Chronic hyperinsulinemia, in vivo, increases the resistance of peripheral tissues to insulin by desensitizing insulin signaling. Insulin, in a heterologous manner, can also cause IGF-1 resistance. The aim of the current study was to investigate whether insulin-mediated insulin and IGF-1 resistance develops in pancreatic ß-cells and whether this resistance results in ß-cell decompensation. Chronic exposure of rat islets or INS1E ß-cells to increasing concentrations of insulin decreased AktS473 phosphorylation in response to subsequent acute stimulation with 10 nM insulin or IGF-1. Prolonged exposure to high insulin levels not only inhibited AktS473 phosphorylation, but it also resulted in a significant inhibition of the phosphorylation of P70S6 kinase and Erk1/2 phosphorylation in response to the acute stimulation by glucose, insulin, or IGF-1. Decreased activation of Akt, P70S6K, and Erk1/2 was associated with decreased insulin receptor substrate 2 tyrosine phosphorylation and insulin receptor ß-subunit abundance; neither IGF receptor ß-subunit content nor its phosphorylation were affected.
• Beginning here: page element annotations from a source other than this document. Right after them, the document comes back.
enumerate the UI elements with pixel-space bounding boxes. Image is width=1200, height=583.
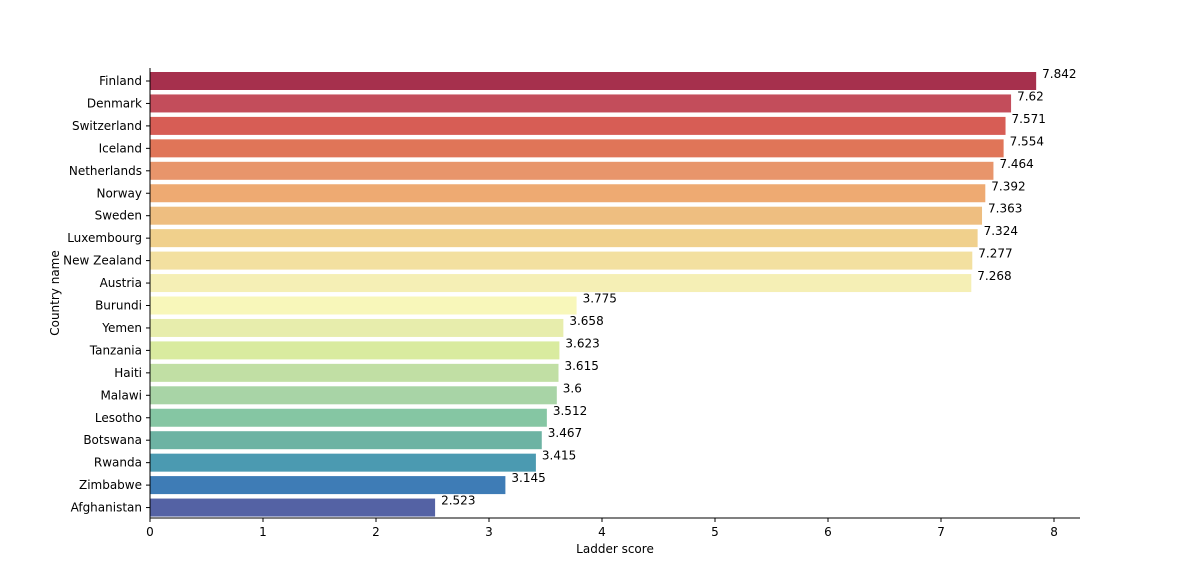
bar-haiti xyxy=(150,363,559,382)
bar-value-label-sweden: 7.363 xyxy=(988,202,1022,216)
y-axis-title: Country name xyxy=(48,250,62,336)
y-tick-label-denmark: Denmark xyxy=(87,96,142,110)
bar-finland xyxy=(150,72,1037,90)
bar-value-label-luxembourg: 7.324 xyxy=(984,224,1018,238)
x-axis-ticks: 0 1 2 3 4 5 6 7 8 xyxy=(146,518,1058,539)
bar-yemen xyxy=(150,318,564,337)
y-tick-label-malawi: Malawi xyxy=(100,388,142,402)
bar-value-label-netherlands: 7.464 xyxy=(999,157,1033,171)
bar-value-label-denmark: 7.62 xyxy=(1017,89,1044,103)
bar-austria xyxy=(150,274,972,293)
bar-value-label-finland: 7.842 xyxy=(1042,67,1076,81)
y-tick-label-sweden: Sweden xyxy=(95,209,142,223)
y-tick-label-luxembourg: Luxembourg xyxy=(67,231,142,245)
bar-iceland xyxy=(150,139,1004,158)
bar-norway xyxy=(150,184,986,203)
y-tick-label-norway: Norway xyxy=(96,186,142,200)
y-tick-label-zimbabwe: Zimbabwe xyxy=(79,478,142,492)
y-tick-label-finland: Finland xyxy=(99,74,142,88)
bar-value-label-norway: 7.392 xyxy=(991,179,1025,193)
x-tick-label-3: 3 xyxy=(485,525,493,539)
y-tick-label-lesotho: Lesotho xyxy=(95,411,142,425)
y-tick-label-rwanda: Rwanda xyxy=(94,456,142,470)
y-tick-label-new-zealand: New Zealand xyxy=(63,254,142,268)
bar-value-label-zimbabwe: 3.145 xyxy=(511,471,545,485)
bar-value-label-yemen: 3.658 xyxy=(569,314,603,328)
bar-value-labels: 7.842 7.62 7.571 7.554 7.464 7.392 7.363 7.324 7… xyxy=(441,67,1076,508)
y-tick-label-botswana: Botswana xyxy=(83,433,142,447)
y-tick-label-austria: Austria xyxy=(100,276,142,290)
bar-denmark xyxy=(150,94,1012,113)
x-tick-label-2: 2 xyxy=(372,525,380,539)
bar-value-label-austria: 7.268 xyxy=(977,269,1011,283)
bar-value-label-haiti: 3.615 xyxy=(564,359,598,373)
bar-value-label-lesotho: 3.512 xyxy=(553,404,587,418)
bar-zimbabwe xyxy=(150,476,506,495)
x-tick-label-1: 1 xyxy=(259,525,267,539)
y-tick-label-tanzania: Tanzania xyxy=(89,343,142,357)
x-tick-label-8: 8 xyxy=(1050,525,1058,539)
x-axis-title: Ladder score xyxy=(576,542,654,556)
bar-value-label-burundi: 3.775 xyxy=(583,292,617,306)
bar-rwanda xyxy=(150,453,536,472)
bar-burundi xyxy=(150,296,577,315)
bars-group xyxy=(150,72,1037,517)
y-tick-label-burundi: Burundi xyxy=(95,299,142,313)
x-tick-label-5: 5 xyxy=(711,525,719,539)
bar-value-label-malawi: 3.6 xyxy=(563,381,582,395)
bar-sweden xyxy=(150,206,983,225)
bar-value-label-new-zealand: 7.277 xyxy=(978,247,1012,261)
bar-value-label-tanzania: 3.623 xyxy=(565,336,599,350)
bar-malawi xyxy=(150,386,557,405)
bar-luxembourg xyxy=(150,229,978,248)
y-axis-ticks: Finland Denmark Switzerland Iceland Netherla… xyxy=(63,74,150,515)
bar-afghanistan xyxy=(150,498,436,517)
bar-value-label-botswana: 3.467 xyxy=(548,426,582,440)
y-tick-label-yemen: Yemen xyxy=(101,321,142,335)
bar-botswana xyxy=(150,431,542,450)
y-tick-label-afghanistan: Afghanistan xyxy=(71,501,142,515)
x-tick-label-0: 0 xyxy=(146,525,154,539)
x-tick-label-6: 6 xyxy=(824,525,832,539)
y-tick-label-haiti: Haiti xyxy=(114,366,142,380)
bar-lesotho xyxy=(150,408,547,427)
bar-tanzania xyxy=(150,341,560,360)
y-tick-label-netherlands: Netherlands xyxy=(69,164,142,178)
bar-switzerland xyxy=(150,116,1006,135)
bar-value-label-rwanda: 3.415 xyxy=(542,449,576,463)
bar-value-label-iceland: 7.554 xyxy=(1010,134,1044,148)
bar-new-zealand xyxy=(150,251,973,270)
y-tick-label-iceland: Iceland xyxy=(99,141,142,155)
bar-netherlands xyxy=(150,161,994,180)
bar-value-label-afghanistan: 2.523 xyxy=(441,494,475,508)
bar-value-label-switzerland: 7.571 xyxy=(1012,112,1046,126)
x-tick-label-4: 4 xyxy=(598,525,606,539)
x-tick-label-7: 7 xyxy=(937,525,945,539)
y-tick-label-switzerland: Switzerland xyxy=(72,119,142,133)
These signaling impairments were associated with decreased SERCA2 expression, perturbed plasma membrane calcium current and intracellular calcium handling, increased endoplasmic reticulum stress markers such as eIF2α S51 phosphorylation and Bip (GRP78) expression, and increased islet and ß-cell apoptosis. We demonstrate that prolonged exposure to high insulin levels induces not only insulin resistance, but in a heterologous manner causes resistance to IGF-1 in rat islets and insulinoma cells resulting in decreased cell survival. These findings suggest the possibility that chronic exposure to hyperinsulinemia may negatively affect ß-cell mass by increasing ß-cell apoptosis.